- Born: Leonid Veniaminovich Keldysh April 7, 1931 Moscow, RSFSR, Soviet Union
- Died: November 11, 2016 (aged 85) Moscow, Russia
- Citizenship: Russian
- Known for: Keldysh formalism Franz–Keldysh effect
- Mother: Lyudmila Keldysh
- Relatives: Pyotr Novikov (step-father) Mstislav Keldysh (uncle) Sergei Novikov (step-brother)
- Awards: EPS Europhysics Prize (1975) Rusnanoprize (2009) Lomonosov Gold Medal (2015)
- Scientific career
- Fields: Theoretical physics
- Workplaces: Lebedev Physical Institute
- Academic advisors: Vitaly Ginzburg
- Doctoral students: Yuri Kopaev

= Leonid Keldysh =

Russian physicist (1931–2016)

Leonid Veniaminovich Keldysh (Леонид Вениаминович Келдыш; 7 April 1931 – 11 November 2016) was a Soviet and Russian physicist.

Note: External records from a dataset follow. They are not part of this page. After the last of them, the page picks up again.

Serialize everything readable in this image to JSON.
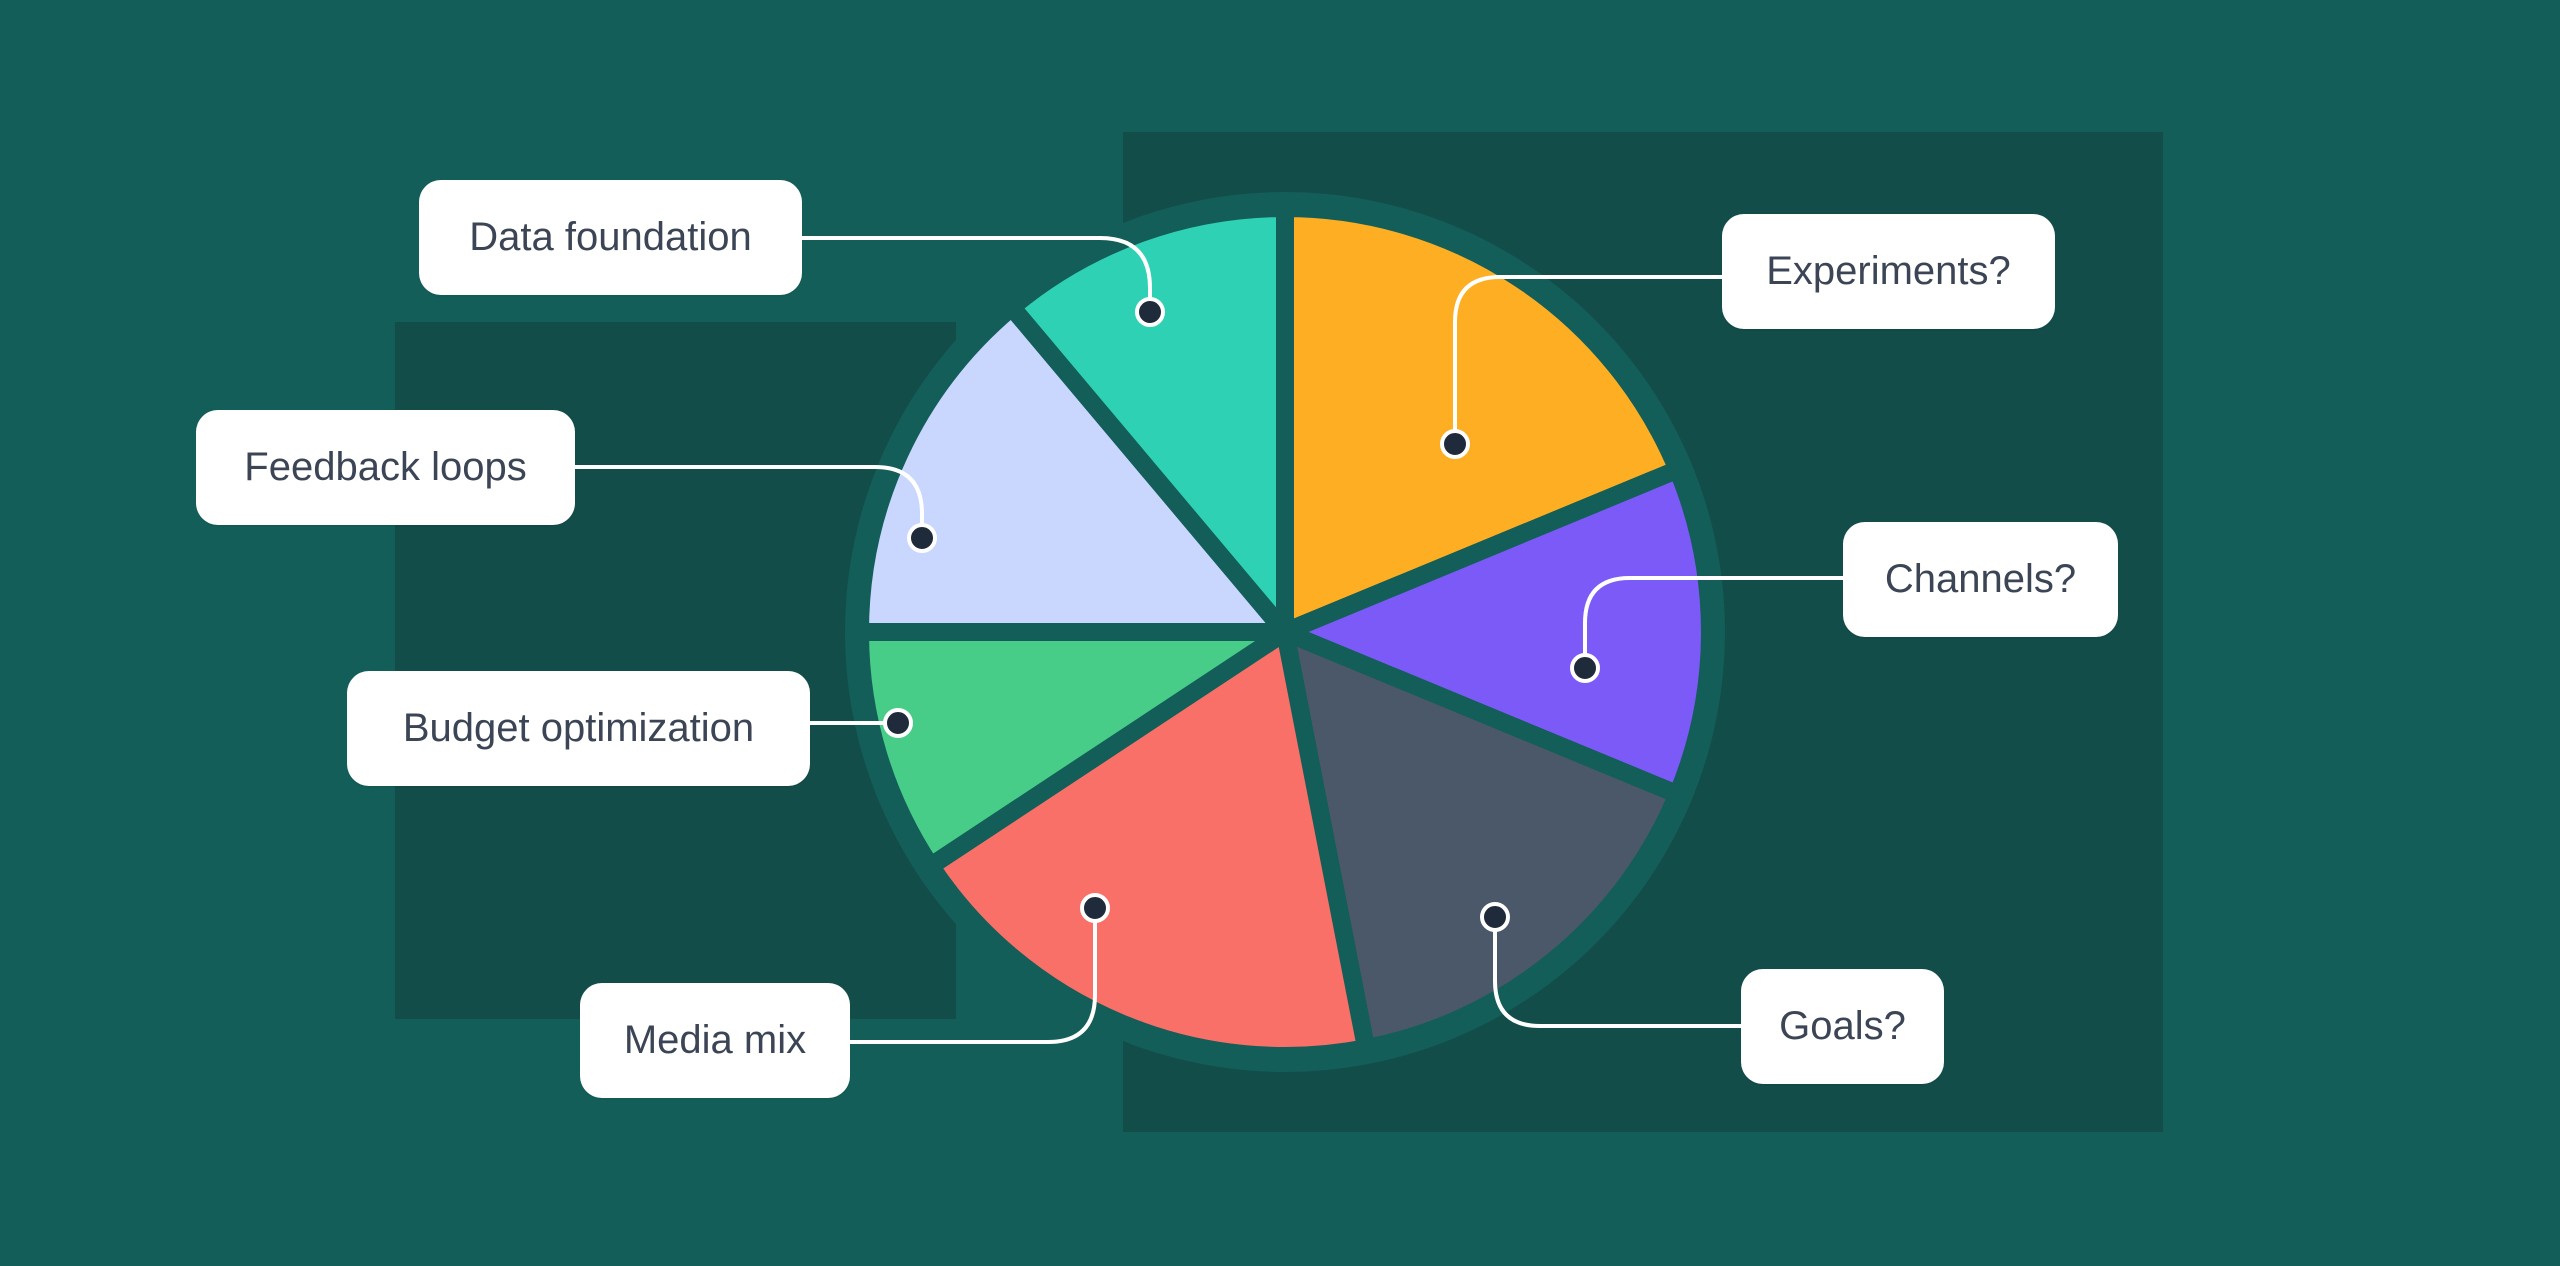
{
  "labels": {
    "data_foundation": "Data foundation",
    "feedback_loops": "Feedback loops",
    "budget_optimization": "Budget optimization",
    "media_mix": "Media mix",
    "experiments": "Experiments?",
    "channels": "Channels?",
    "goals": "Goals?"
  },
  "colors": {
    "background": "#135e58",
    "backdrop": "#134d4a",
    "pie_border": "#135e58",
    "experiments": "#fdae23",
    "channels": "#7c5af8",
    "goals": "#4a5869",
    "media_mix": "#f87068",
    "budget_optimization": "#48cd89",
    "feedback_loops": "#c9d6fe",
    "data_foundation": "#2fd1b4",
    "connector": "#ffffff",
    "marker": "#1f2a3a"
  }
}
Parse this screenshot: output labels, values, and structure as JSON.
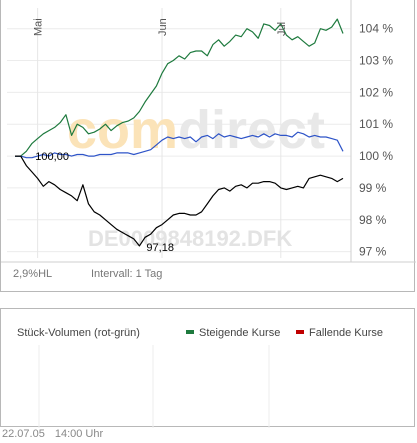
{
  "watermark": {
    "brand_left": "com",
    "brand_right": "direct",
    "symbol": "DE0009848192.DFK"
  },
  "footer": {
    "percent_label": "2,9%HL",
    "interval_label": "Intervall: 1 Tag"
  },
  "volume": {
    "title": "Stück-Volumen (rot-grün)",
    "legend": [
      {
        "label": "Steigende Kurse",
        "color": "#1e7a3e"
      },
      {
        "label": "Fallende Kurse",
        "color": "#c00000"
      }
    ]
  },
  "timestamp": {
    "date": "22.07.05",
    "time": "14:00 Uhr"
  },
  "chart_data": {
    "type": "line",
    "x_ticks": [
      "Mai",
      "Jun",
      "Jul"
    ],
    "x_tick_index": [
      4,
      26,
      47
    ],
    "y_ticks": [
      "104 %",
      "103 %",
      "102 %",
      "101 %",
      "100 %",
      "99 %",
      "98 %",
      "97 %"
    ],
    "y_tick_values": [
      104,
      103,
      102,
      101,
      100,
      99,
      98,
      97
    ],
    "ylim": [
      96.8,
      104.65
    ],
    "annotations": [
      {
        "text": "100,00",
        "index": 2,
        "value": 100.0
      },
      {
        "text": "97,18",
        "index": 22,
        "value": 97.18
      }
    ],
    "series": [
      {
        "color": "#1e7a3e",
        "values": [
          100.0,
          100.0,
          100.15,
          100.4,
          100.55,
          100.7,
          100.8,
          100.9,
          101.05,
          101.3,
          100.65,
          101.0,
          100.9,
          100.7,
          100.75,
          100.85,
          101.0,
          100.8,
          100.95,
          101.05,
          101.1,
          101.2,
          101.4,
          101.7,
          101.95,
          102.2,
          102.6,
          102.9,
          103.0,
          103.15,
          103.05,
          103.25,
          103.3,
          103.3,
          103.15,
          103.5,
          103.65,
          103.45,
          103.6,
          103.8,
          103.75,
          104.0,
          103.9,
          103.7,
          104.15,
          104.1,
          103.95,
          104.15,
          103.8,
          103.65,
          103.75,
          103.6,
          103.45,
          103.55,
          104.0,
          103.95,
          104.05,
          104.3,
          103.85
        ]
      },
      {
        "color": "#2e54c8",
        "values": [
          100.0,
          100.0,
          99.95,
          99.95,
          100.0,
          100.05,
          100.0,
          100.1,
          100.05,
          100.05,
          100.0,
          100.05,
          100.05,
          100.0,
          100.0,
          100.05,
          100.05,
          100.05,
          100.1,
          100.1,
          100.1,
          100.05,
          100.1,
          100.15,
          100.2,
          100.35,
          100.5,
          100.6,
          100.55,
          100.6,
          100.55,
          100.6,
          100.45,
          100.6,
          100.65,
          100.55,
          100.7,
          100.6,
          100.65,
          100.6,
          100.55,
          100.6,
          100.65,
          100.6,
          100.7,
          100.6,
          100.7,
          100.65,
          100.65,
          100.6,
          100.75,
          100.7,
          100.6,
          100.65,
          100.6,
          100.6,
          100.55,
          100.5,
          100.15
        ]
      },
      {
        "color": "#000000",
        "values": [
          100.0,
          100.0,
          99.7,
          99.5,
          99.3,
          99.05,
          99.2,
          99.1,
          98.95,
          98.85,
          98.75,
          98.6,
          99.1,
          98.5,
          98.25,
          98.15,
          98.0,
          97.85,
          97.7,
          97.6,
          97.5,
          97.4,
          97.18,
          97.45,
          97.55,
          97.75,
          97.85,
          98.0,
          98.15,
          98.2,
          98.2,
          98.15,
          98.15,
          98.25,
          98.5,
          98.75,
          98.95,
          99.0,
          98.9,
          99.05,
          99.1,
          99.0,
          99.15,
          99.15,
          99.2,
          99.2,
          99.15,
          99.0,
          98.95,
          99.0,
          99.05,
          99.0,
          99.3,
          99.35,
          99.4,
          99.35,
          99.3,
          99.2,
          99.3
        ]
      }
    ]
  }
}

Keldysh was a professor in the I.E. Tamm Theory division of the Lebedev Physical Institute of the Russian Academy of Sciences in Moscow and a faculty member at Texas A&M University. He is known for developing the Keldysh formalism, a powerful quantum field theory framework designed to describe a system in a non-equilibrium state, as well as for the theory of excitonic insulators (Keldysh-Kopaev model, with Yuri Kopaev). Keldysh's awards include the 2009 Rusnanoprize, an international nanotechnology award, for his work related to molecular-beam epitaxy, the 2011 Evgenii Feinberg Memorial Medal, and the 2015 Lomonosov Grand Gold Medal of the Russian Academy of Sciences.

Keldysh was a son of mathematician Lyudmila Keldysh. His uncle, Mstislav Keldysh, was a mathematician and the president of the Academy of Sciences of the Soviet Union. Sergei Novikov, a mathematician and a Fields medalist, is his step-brother.